Abstract

Underbalanced drilling is one of today's fastest evolving technologies in the oil and gas industry. Gasified drilling fluid is most commonly used in underbalanced drilling of pressure-depleted reservoirs. Nitrogen gas, which is inert and not flammable, has been the predominant choice in underbalanced drilling operations, with relatively few operations using natural gas or compressed air.

Nitrogen consumption incurs a significant (20% to 30%) portion of the overall underbalanced drilling operation cost. One option to reduce nitrogen consumption would be to recycle it. This operation involves the recovery of the return gas from the separation unit for re-compression and re-injection into the well. In most cases, the return gas is still predominantly nitrogen unless the well is a prolific gas producer. For successful implementation of gas recycling, it is essential to maintain consistent quality and rate of the return gas. The feed gas for the compressors must be sufficiently dry to ensure that any water or hydrocarbon vapors do not condense out during the compression cycle. Secondly, the return gas rate must be stable so that the gas can be re-compressed and re-injected into the well at a specified injection rate and pressure.

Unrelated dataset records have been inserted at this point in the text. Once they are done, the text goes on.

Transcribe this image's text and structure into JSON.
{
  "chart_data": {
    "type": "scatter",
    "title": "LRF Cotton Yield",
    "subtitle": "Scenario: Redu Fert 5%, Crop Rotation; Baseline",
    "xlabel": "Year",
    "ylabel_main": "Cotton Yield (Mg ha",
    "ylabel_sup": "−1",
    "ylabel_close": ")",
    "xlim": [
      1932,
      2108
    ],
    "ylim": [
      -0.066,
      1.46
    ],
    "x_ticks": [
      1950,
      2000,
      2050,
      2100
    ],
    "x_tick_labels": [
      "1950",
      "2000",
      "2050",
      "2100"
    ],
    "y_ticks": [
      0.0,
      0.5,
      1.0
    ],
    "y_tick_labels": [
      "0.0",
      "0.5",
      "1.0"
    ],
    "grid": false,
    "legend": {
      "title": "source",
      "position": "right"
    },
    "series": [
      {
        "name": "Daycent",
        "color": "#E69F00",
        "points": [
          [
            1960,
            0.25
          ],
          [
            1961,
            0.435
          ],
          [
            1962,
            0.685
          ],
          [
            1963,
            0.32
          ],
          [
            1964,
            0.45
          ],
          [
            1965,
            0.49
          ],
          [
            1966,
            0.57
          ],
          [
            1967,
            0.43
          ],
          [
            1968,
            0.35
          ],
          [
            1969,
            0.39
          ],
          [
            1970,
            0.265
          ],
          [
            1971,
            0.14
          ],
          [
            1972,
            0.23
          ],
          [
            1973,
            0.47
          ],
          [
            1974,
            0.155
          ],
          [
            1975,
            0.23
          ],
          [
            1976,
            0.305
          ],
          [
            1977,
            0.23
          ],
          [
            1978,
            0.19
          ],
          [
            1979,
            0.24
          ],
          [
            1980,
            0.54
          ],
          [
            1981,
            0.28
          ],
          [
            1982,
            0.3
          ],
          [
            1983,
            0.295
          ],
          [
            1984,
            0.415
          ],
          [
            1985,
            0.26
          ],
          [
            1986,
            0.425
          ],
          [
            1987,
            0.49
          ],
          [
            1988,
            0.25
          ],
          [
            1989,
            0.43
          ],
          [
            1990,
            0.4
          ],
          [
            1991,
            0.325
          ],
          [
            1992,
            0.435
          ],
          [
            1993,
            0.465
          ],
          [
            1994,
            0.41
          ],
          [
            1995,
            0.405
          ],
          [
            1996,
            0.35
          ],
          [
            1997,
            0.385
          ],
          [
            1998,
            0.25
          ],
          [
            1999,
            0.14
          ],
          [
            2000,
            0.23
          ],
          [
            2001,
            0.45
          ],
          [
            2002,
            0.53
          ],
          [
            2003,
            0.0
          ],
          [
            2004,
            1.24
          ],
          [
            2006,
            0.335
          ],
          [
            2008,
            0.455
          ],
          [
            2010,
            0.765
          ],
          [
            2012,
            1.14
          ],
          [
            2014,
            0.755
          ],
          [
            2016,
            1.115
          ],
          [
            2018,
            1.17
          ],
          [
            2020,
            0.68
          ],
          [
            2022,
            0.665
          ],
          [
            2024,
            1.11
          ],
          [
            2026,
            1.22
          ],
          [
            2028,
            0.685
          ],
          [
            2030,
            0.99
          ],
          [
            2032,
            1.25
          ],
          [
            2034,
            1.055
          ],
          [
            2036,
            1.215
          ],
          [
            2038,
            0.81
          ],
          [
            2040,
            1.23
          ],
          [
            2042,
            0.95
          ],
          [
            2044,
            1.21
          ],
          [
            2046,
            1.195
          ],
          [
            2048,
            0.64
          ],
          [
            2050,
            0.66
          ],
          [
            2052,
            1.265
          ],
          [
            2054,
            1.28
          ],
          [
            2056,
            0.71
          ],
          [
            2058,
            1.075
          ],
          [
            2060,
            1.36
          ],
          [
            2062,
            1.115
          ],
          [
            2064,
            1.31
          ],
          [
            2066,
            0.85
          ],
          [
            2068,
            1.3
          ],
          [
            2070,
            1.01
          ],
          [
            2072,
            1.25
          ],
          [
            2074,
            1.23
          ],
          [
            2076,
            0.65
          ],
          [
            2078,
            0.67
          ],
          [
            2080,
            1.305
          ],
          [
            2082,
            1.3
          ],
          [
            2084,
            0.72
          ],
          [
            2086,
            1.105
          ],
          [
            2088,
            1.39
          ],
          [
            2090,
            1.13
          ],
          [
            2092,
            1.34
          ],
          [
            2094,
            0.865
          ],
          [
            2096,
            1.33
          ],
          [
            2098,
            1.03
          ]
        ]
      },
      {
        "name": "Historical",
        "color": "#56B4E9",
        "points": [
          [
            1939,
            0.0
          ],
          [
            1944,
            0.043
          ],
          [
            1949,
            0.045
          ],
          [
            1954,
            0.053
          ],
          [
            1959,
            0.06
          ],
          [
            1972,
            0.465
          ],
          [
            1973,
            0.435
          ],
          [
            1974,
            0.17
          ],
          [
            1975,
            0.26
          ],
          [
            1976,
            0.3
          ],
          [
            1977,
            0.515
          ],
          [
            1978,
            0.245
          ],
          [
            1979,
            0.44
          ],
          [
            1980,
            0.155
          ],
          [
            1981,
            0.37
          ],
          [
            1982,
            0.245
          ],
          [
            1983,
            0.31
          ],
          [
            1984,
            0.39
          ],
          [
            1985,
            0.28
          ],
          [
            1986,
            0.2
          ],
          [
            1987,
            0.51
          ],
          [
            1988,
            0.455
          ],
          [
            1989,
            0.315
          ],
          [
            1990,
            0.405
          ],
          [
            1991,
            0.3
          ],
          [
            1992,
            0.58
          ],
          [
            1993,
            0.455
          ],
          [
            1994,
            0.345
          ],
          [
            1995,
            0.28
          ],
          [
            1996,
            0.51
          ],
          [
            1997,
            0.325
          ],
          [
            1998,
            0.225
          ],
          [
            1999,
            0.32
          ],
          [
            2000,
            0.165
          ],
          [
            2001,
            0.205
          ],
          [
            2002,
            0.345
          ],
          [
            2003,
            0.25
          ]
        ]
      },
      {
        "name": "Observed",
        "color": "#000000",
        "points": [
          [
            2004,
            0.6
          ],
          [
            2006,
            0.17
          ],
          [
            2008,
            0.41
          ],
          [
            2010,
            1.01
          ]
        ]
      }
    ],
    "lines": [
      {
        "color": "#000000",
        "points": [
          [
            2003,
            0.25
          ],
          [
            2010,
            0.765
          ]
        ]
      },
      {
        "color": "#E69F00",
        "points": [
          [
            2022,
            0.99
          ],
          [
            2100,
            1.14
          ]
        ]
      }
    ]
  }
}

Northland Energy Corporation with Porta-test International Inc., designed and fabricated a system to recover and re-circulate the return gas for underbalanced drilling. A comprehensive yard test was designed and implemented to test the prototype system. Initial results indicate this system is ideal for field applications, though some refinement will be necessary to realize the full benefit of such a system.

Introduction

One of today's fastest evolving technologies in the oil and gas industry is underbalanced drilling (UBD). Preventing drilling damage is seen to be a major contributor to well performance, especially when dealing with high cost horizontal wells. Long "pay zones" will naturally require longer drilling time, thereby extending exposure to damaging conditions.

When properly designed, underbalanced drilling programs allow the circulation pressures to be within a specified range, normally just below the formation pressure. Reduced differential pressures can prevent fluid loss and reduce fines migration, thus reducing the damage to the producing formation. Furthermore, underbalanced drilling can allow drilling in highly fractured formations or pressure depleted formations which may otherwise experience fluid loss and numerous other drilling problems (i.e., stuck pipe).

In most of the applications for underbalanced drilling in Canada, low formation pressures have not allowed the use of single phase liquid systems as the hydrostatic pressure would have been above the reservoir pressure. Consequently, to achieve lower pressures requires that the drilling fluid be lightened by entraining a gas in the drilling fluid. The gas is injected into the circulating drilling fluid and then recovered from the well into a closed separator where solids, liquids and gases are separated and metered.

To date, the majority of Canadian underbalanced drilling operations have been undertaken using cryogenic nitrogen with liquid nitrogen supplied from air separation plants. Unfortunately many of the prime underbalanced drilling targets are located far from a source of liquid nitrogen. This results in significant costs for the transport of liquid nitrogen.